Le recibes con frialdad, pero es exuberante y dice:
—¿Te acuerdas de aquel día que te di una paliza?
A la señora:
—¡Ojalá lo hubiera visto…! ¡Me mordía, rabiaba y gritaba!
A mí:
—Mira, fíjate cómo te cogí.
Y hace una demostración con el niño. Finge luchar.
—¡Exactamente así! ¿No me guardas rencor? ¡Ah! Con la cabeza eres un fenómeno, pero físicamente nunca has sido más que un mequetrefe. Todo el mundo te atizaba. ¡Ah, la de palizas que recibiste, muchacho!
¡El muy imbécil! Va a quedarse a almorzar. Y le invito a almorzar. ¡Y se pasará el día aquí!
27 de enero. Solo hago vida social cuando tengo ganas de aburrirme.
Tristan Bernard: una cabecita de niño tan impulsiva como una patata en batín.
2 de febrero. La súbita melancolía de aquel a quien le dicen: «¿Sabes que me voy de viaje?».
4 de febrero. Solo necesitaba dos amigos y un enemigo: justo lo necesario para batirse en duelo.
Por primera vez en mi vida he comido un plátano. No lo repetiré hasta llegar al purgatorio.
20 de febrero. Meteduras de pata.
Ceder el sitio a una dama en un autobús. ¡A veces se lo toman tan a mal!
—Gracias, señor. No estoy cansada.
—Por favor, señora.
—No, señor. Prefiero quedarme de pie para tomar el aire y mirar el paisaje.

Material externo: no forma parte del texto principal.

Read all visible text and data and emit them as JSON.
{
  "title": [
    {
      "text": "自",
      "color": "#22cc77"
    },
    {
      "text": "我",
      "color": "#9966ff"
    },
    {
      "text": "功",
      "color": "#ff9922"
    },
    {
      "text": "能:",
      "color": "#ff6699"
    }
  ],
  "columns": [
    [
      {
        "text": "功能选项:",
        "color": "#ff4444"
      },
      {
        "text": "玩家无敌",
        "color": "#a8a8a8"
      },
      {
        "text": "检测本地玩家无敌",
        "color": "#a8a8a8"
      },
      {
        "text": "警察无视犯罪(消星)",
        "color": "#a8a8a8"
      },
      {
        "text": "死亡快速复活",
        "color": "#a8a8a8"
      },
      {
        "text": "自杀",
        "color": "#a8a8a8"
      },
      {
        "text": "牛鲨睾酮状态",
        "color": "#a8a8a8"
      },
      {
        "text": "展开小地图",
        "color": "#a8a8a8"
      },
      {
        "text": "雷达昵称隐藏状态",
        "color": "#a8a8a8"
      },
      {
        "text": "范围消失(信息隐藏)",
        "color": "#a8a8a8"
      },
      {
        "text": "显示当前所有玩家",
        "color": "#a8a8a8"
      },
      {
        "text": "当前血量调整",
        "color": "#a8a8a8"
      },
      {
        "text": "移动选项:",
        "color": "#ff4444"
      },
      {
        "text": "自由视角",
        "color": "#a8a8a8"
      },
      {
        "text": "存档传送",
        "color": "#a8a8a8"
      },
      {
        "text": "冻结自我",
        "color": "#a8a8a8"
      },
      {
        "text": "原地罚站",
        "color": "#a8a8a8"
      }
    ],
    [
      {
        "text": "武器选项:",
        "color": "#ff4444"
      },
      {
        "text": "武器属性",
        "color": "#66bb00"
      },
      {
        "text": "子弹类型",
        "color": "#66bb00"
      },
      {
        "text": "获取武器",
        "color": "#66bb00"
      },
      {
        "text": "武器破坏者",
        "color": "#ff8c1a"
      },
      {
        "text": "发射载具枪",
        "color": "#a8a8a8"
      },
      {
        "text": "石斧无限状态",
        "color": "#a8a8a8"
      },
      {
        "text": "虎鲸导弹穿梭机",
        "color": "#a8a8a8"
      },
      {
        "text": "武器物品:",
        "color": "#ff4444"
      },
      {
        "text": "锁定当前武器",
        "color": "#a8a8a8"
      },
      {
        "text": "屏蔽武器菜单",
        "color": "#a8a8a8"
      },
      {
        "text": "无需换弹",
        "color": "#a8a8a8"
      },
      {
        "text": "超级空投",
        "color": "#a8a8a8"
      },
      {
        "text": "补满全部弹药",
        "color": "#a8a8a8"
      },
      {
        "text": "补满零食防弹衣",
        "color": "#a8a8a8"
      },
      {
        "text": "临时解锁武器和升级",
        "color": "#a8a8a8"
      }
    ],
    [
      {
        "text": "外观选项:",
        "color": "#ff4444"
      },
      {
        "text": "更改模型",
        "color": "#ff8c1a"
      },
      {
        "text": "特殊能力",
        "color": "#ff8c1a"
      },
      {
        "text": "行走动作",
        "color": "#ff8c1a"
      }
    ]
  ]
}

Vuelve uno a sentarse, confuso como quien se ha levantado antes de llegar a su parada, o como un buen alumno que se empeña en recitar la lección que se sabe de memoria y al que el maestro le dice con sequedad: «¡Siéntese!».
La vieja que tantea el bordillo con el bastón a izquierda y derecha. ¡Allá voy, que sea lo que Dios quiera! Pero me sonríe, me hace cumplidos: siempre puede una contar con los jóvenes. Querría charlar un rato conmigo. Como no se dé prisa, la suelto y que la atropellen. Me da las gracias, posa sus dedos en mi manga. ¿Alguien le ha pedido algo?
Y me escapo, sonrojado, avergonzado de mi buena acción ridícula.
22 de febrero. Te amo como a esa frase que he dicho en sueños y que ya no puedo recordar.
Puedo decir que gracias a Poil de Carotte he duplicado mi vida.
10 de marzo. Para triunfar de veras, primero tienes que triunfar, y luego que los demás fracasen.
29 de marzo. Willette, que parece un pájaro criado por serpientes, dice:
—Un campesino es un accidente del terreno.
Y su mujer le dice:
—Bebes demasiada absenta, Pierrot.
—¿Da usted crédito a todos esos chismes? —dice Verlaine—. Yo, señor, solo me emborracho para mantener mi reputación, que me esclaviza. Solo me emborracho cuando salgo.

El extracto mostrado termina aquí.